42      Zoals voortvloeit uit de overwegingen 3 en 31 van richtlijn 2001/29, is de harmonisatie die deze richtlijn tot stand brengt gericht op de waarborging van een rechtvaardig evenwicht tussen enerzijds het belang van de houders van auteursrechten en naburige rechten bij bescherming van hun door artikel 17, lid 2, van het Handvest gewaarborgde recht op intellectuele eigendom en anderzijds de bescherming van de belangen en fundamentele rechten van de gebruikers van beschermd materiaal, in het bijzonder hun door artikel 11 van het Handvest gewaarborgde vrijheid van meningsuiting en informatievrijheid, alsmede van het algemeen belang (zie in die zin arrest van 7 augustus 2018, Renckhoff, C‑161/17, EU:C:2018:634, punt 41).

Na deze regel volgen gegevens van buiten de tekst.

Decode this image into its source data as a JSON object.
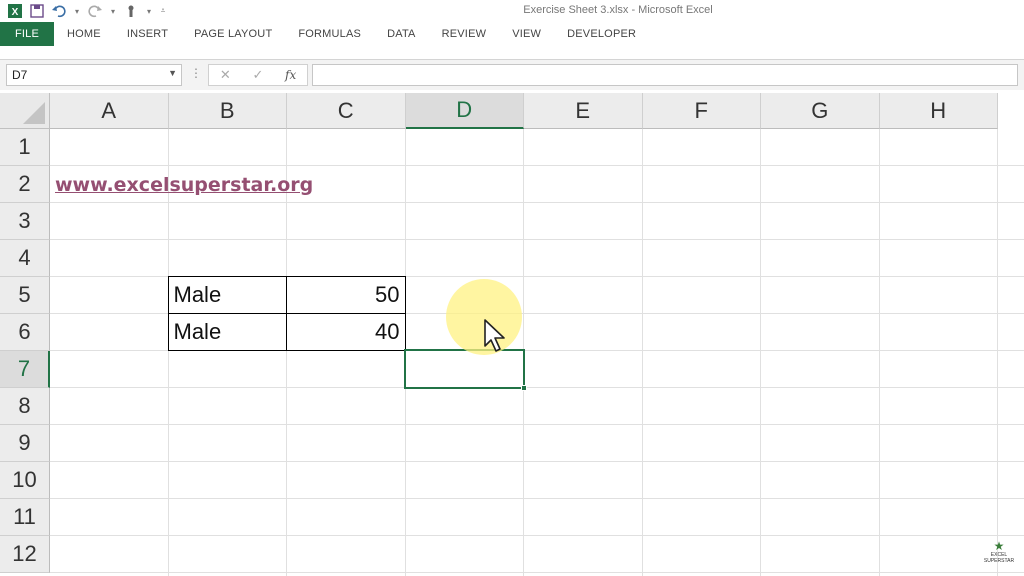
{
  "window": {
    "title": "Exercise Sheet 3.xlsx - Microsoft Excel"
  },
  "quick_access": {
    "icons": [
      "excel-logo-icon",
      "save-icon",
      "undo-icon",
      "redo-icon",
      "touch-mode-icon",
      "customize-qat-icon"
    ]
  },
  "ribbon": {
    "tabs": [
      "FILE",
      "HOME",
      "INSERT",
      "PAGE LAYOUT",
      "FORMULAS",
      "DATA",
      "REVIEW",
      "VIEW",
      "DEVELOPER"
    ],
    "accent_color": "#217346"
  },
  "formula_bar": {
    "name_box": "D7",
    "cancel_glyph": "✕",
    "enter_glyph": "✓",
    "fx_glyph": "fx",
    "formula": ""
  },
  "sheet": {
    "columns": [
      "A",
      "B",
      "C",
      "D",
      "E",
      "F",
      "G",
      "H"
    ],
    "rows": [
      "1",
      "2",
      "3",
      "4",
      "5",
      "6",
      "7",
      "8",
      "9",
      "10",
      "11",
      "12"
    ],
    "active_cell": "D7",
    "cells": {
      "A2": "www.excelsuperstar.org",
      "B5": "Male",
      "C5": "50",
      "B6": "Male",
      "C6": "40"
    },
    "link_color": "#954f72"
  },
  "watermark": {
    "text": "EXCEL SUPERSTAR"
  }
}
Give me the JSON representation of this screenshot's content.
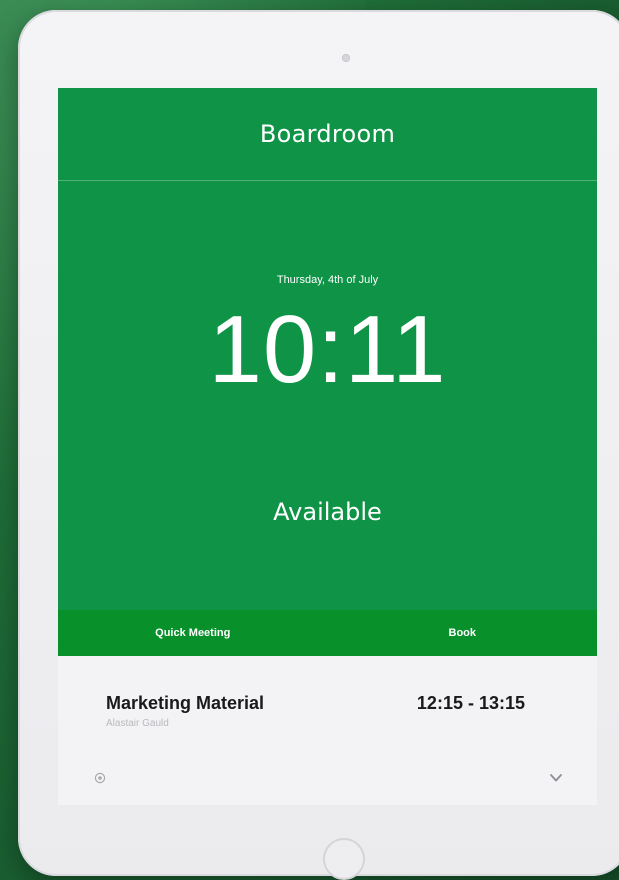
{
  "room": {
    "name": "Boardroom"
  },
  "clock": {
    "date": "Thursday, 4th of July",
    "time": "10:11",
    "status": "Available"
  },
  "actions": {
    "quick_meeting_label": "Quick Meeting",
    "book_label": "Book"
  },
  "next_meeting": {
    "title": "Marketing Material",
    "organizer": "Alastair Gauld",
    "time_range": "12:15 - 13:15"
  },
  "icons": {
    "settings": "gear-icon",
    "expand": "chevron-down-icon"
  },
  "colors": {
    "screen_background": "#0f9447",
    "action_bar": "#08912a",
    "panel_background": "#f3f3f5",
    "page_background": "#1f6e38"
  }
}
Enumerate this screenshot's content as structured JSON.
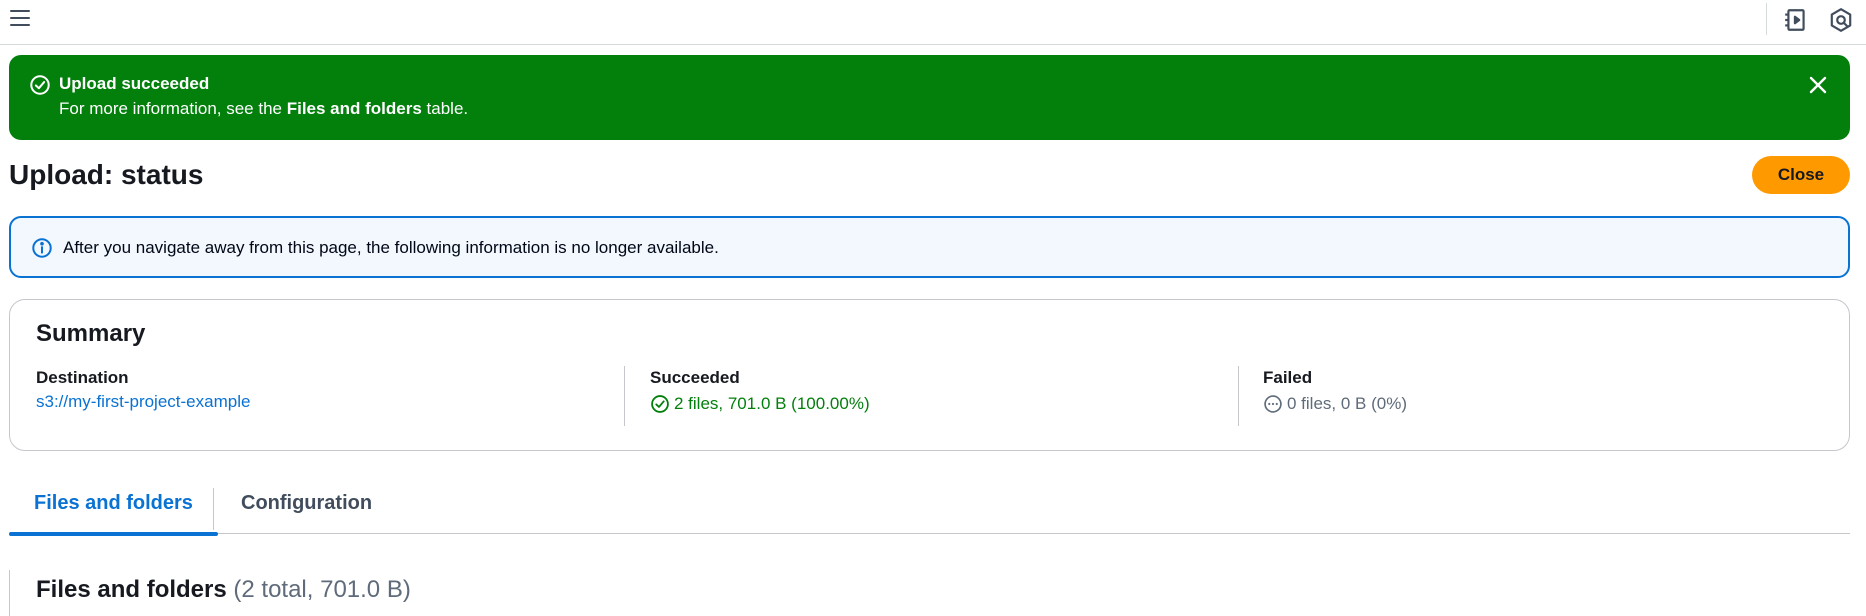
{
  "topbar": {
    "menu_icon": "hamburger-icon",
    "right_icons": [
      "side-panel-icon",
      "notifications-icon"
    ]
  },
  "flash": {
    "title": "Upload succeeded",
    "body_prefix": "For more information, see the ",
    "body_bold": "Files and folders",
    "body_suffix": " table.",
    "color": "#037f0c"
  },
  "page": {
    "title": "Upload: status",
    "close_label": "Close"
  },
  "info": {
    "text": "After you navigate away from this page, the following information is no longer available."
  },
  "summary": {
    "title": "Summary",
    "destination_label": "Destination",
    "destination_value": "s3://my-first-project-example",
    "succeeded_label": "Succeeded",
    "succeeded_value": "2 files, 701.0 B (100.00%)",
    "failed_label": "Failed",
    "failed_value": "0 files, 0 B (0%)"
  },
  "tabs": [
    {
      "label": "Files and folders",
      "active": true
    },
    {
      "label": "Configuration",
      "active": false
    }
  ],
  "files_section": {
    "heading": "Files and folders",
    "count": "(2 total, 701.0 B)"
  },
  "colors": {
    "success": "#037f0c",
    "accent": "#0972d3",
    "primary_button": "#ff9900"
  }
}
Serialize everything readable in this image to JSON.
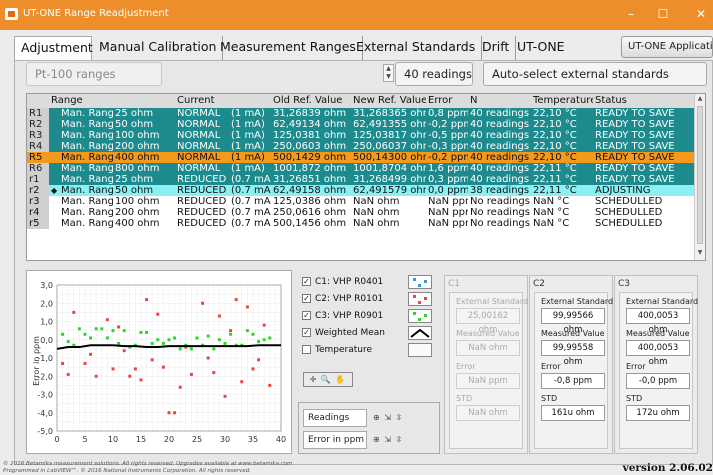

43      De regeling die het mogelijk maakt om een juist evenwicht te vinden tussen deze verschillende rechten en belangen is vervat in richtlijn 2001/29 zelf, die immers onder meer in de artikelen 2 tot en met 4 voorziet in de uitsluitende rechten van rechthebbenden en in artikel 5 voorziet in de beperkingen en restricties daarop die door de lidstaten kunnen, of zelfs moeten, worden omgezet, waarbij deze regeling echter door nationale maatregelen ter omzetting van deze richtlijn en de toepassing daarvan door de nationale autoriteiten geconcretiseerd dient te worden (zie in die zin arrest van 29 januari 2008, Promusicae, C‑275/06, EU:C:2008:54, punt 66 en aldaar aangehaalde rechtspraak).

44      Het Hof heeft meermaals geoordeeld dat de thans in het Handvest neergelegde grondrechten, waarvan het Hof de eerbiediging verzekert, gebaseerd zijn op de gemeenschappelijke constitutionele tradities van de lidstaten alsmede op de aanwijzingen die te vinden zijn in de internationale rechtsinstrumenten inzake de bescherming van de rechten van de mens waaraan de lidstaten hebben meegewerkt of waarbij zij zich hebben aangesloten (zie in die zin arrest van 27 juni 2006, Parlement/Raad, C‑540/03, EU:C:2006:429, punt 35 en aldaar aangehaalde rechtspraak).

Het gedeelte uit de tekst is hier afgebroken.